July 7 - This is the big day so I am going to write down more details.
12:30 am - I felt the contractions but they're light still. I kept on going to the bathroom to cleanse my bladder then I went back to sleep.
2:30 am - I needed to go to the bathroom so badly!!!!I woke up Alex and it took him forever to unattach the tubes and stuff so I could go. I was getting frustrated. When I got up, I felt a trickle of water down my leg. My water just broke! When I sat on the toilet, nothing came out. My nurse arrived and she said it must be the baby pushing out. I laid down again and a gush of water just came out! It was warm and uncomfortable. Then my contractions just got stronger. They were painful. Alex and I started doing the breathing exercises we learned at the lamaze class. The nurse checked on me and I was already 6 cm dilated. She then asked me if I wanted the epidural. I said yes. The pain was tolerable but I did not know how long I can bear the pain and how long my labor will be.
3:00 am - The anesthesiologist came to give me the epidural. My contractions were getting stronger and more painful. She injected it to my spine and I felt pain but it was nothing compared to the contractions. The epidural slowly kicked in. Alex and I decided to sleep again.
6:00 am - The nurse checked on me and I was already 10 cm!

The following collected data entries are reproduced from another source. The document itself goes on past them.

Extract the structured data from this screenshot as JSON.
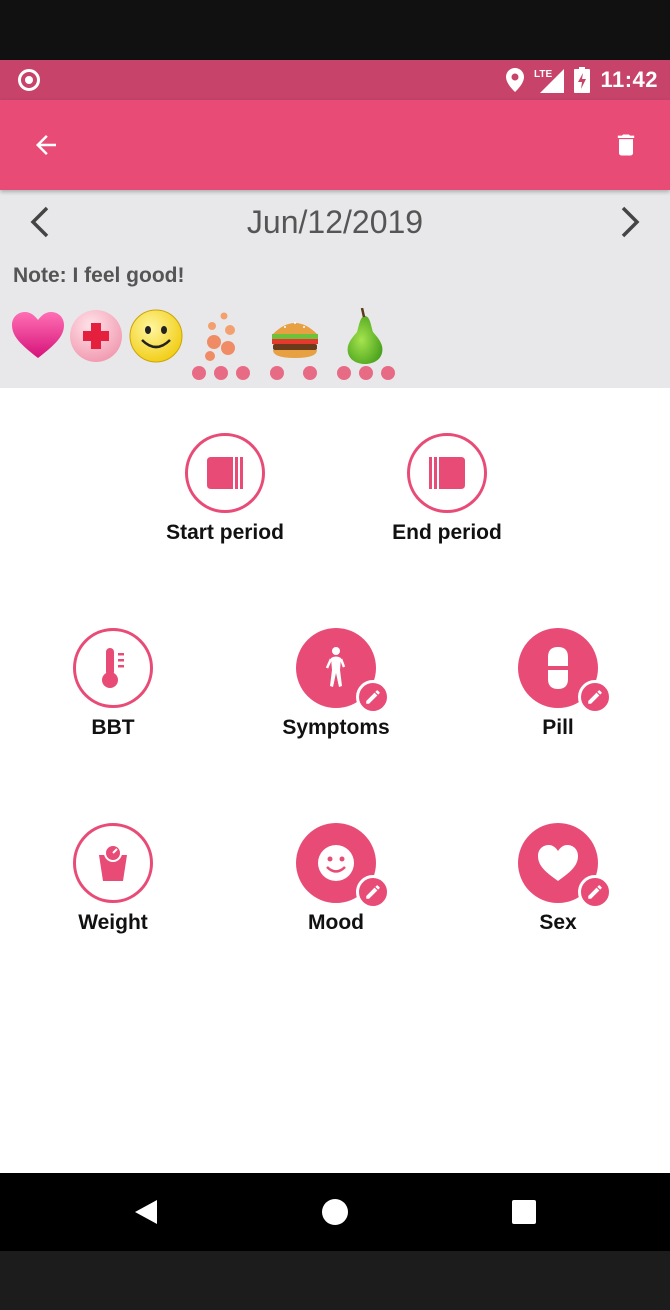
{
  "status_bar": {
    "time": "11:42",
    "network": "LTE"
  },
  "app_bar": {
    "back_icon": "arrow-left-icon",
    "delete_icon": "trash-icon"
  },
  "date_nav": {
    "date": "Jun/12/2019",
    "prev_icon": "chevron-left-icon",
    "next_icon": "chevron-right-icon"
  },
  "note": "Note: I feel good!",
  "logged_icons": [
    "heart-icon",
    "medicine-icon",
    "smiley-icon",
    "pimples-icon",
    "burger-icon",
    "pear-icon"
  ],
  "period": {
    "start_label": "Start period",
    "end_label": "End period"
  },
  "trackers": {
    "bbt_label": "BBT",
    "symptoms_label": "Symptoms",
    "pill_label": "Pill",
    "weight_label": "Weight",
    "mood_label": "Mood",
    "sex_label": "Sex"
  },
  "colors": {
    "accent": "#e84c76",
    "status_bar": "#c7436a",
    "date_bar_bg": "#e8e8ea"
  }
}
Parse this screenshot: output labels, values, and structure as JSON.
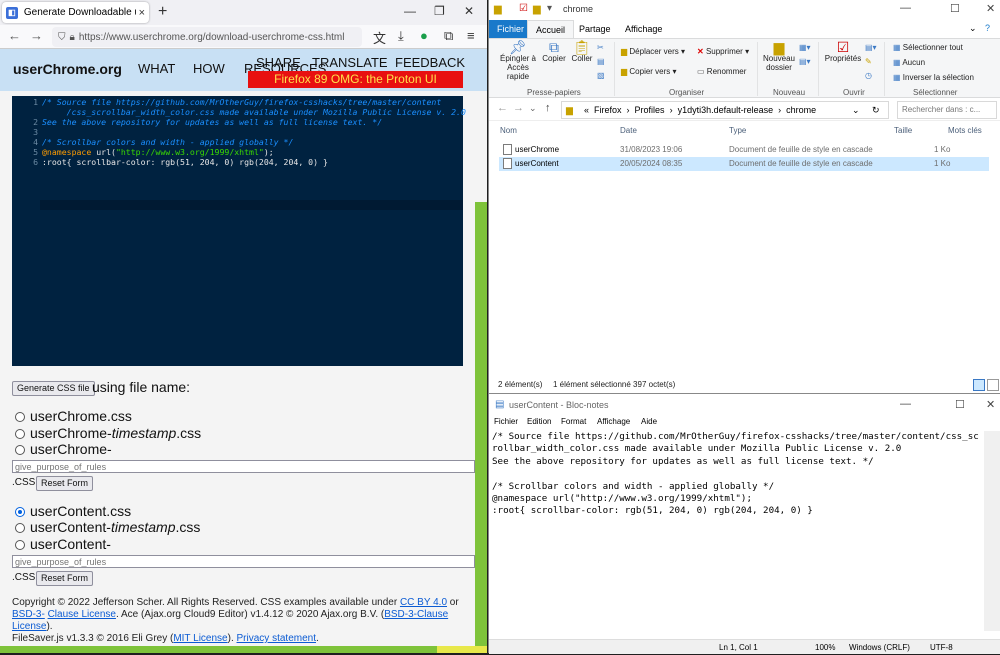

She said I was ready to push!Her words, "I am calling Dr. Wu now" scared me. Alex and I were looking at each other. Our stares were saying, "This is it."
7:00 am - Dr. Wu came and checked me. The nurses asked me to push.
I forgot what time it was but Dr. Wu came back with his team. He said Cinzia was in a 7o'clock position, instead of 6o'clock. He had to vacuum her. With the nurses, they told me to push.
7:35 am - I finally heard Cinzia cry. She has come out!I cried and cried. I was so overwhelmed.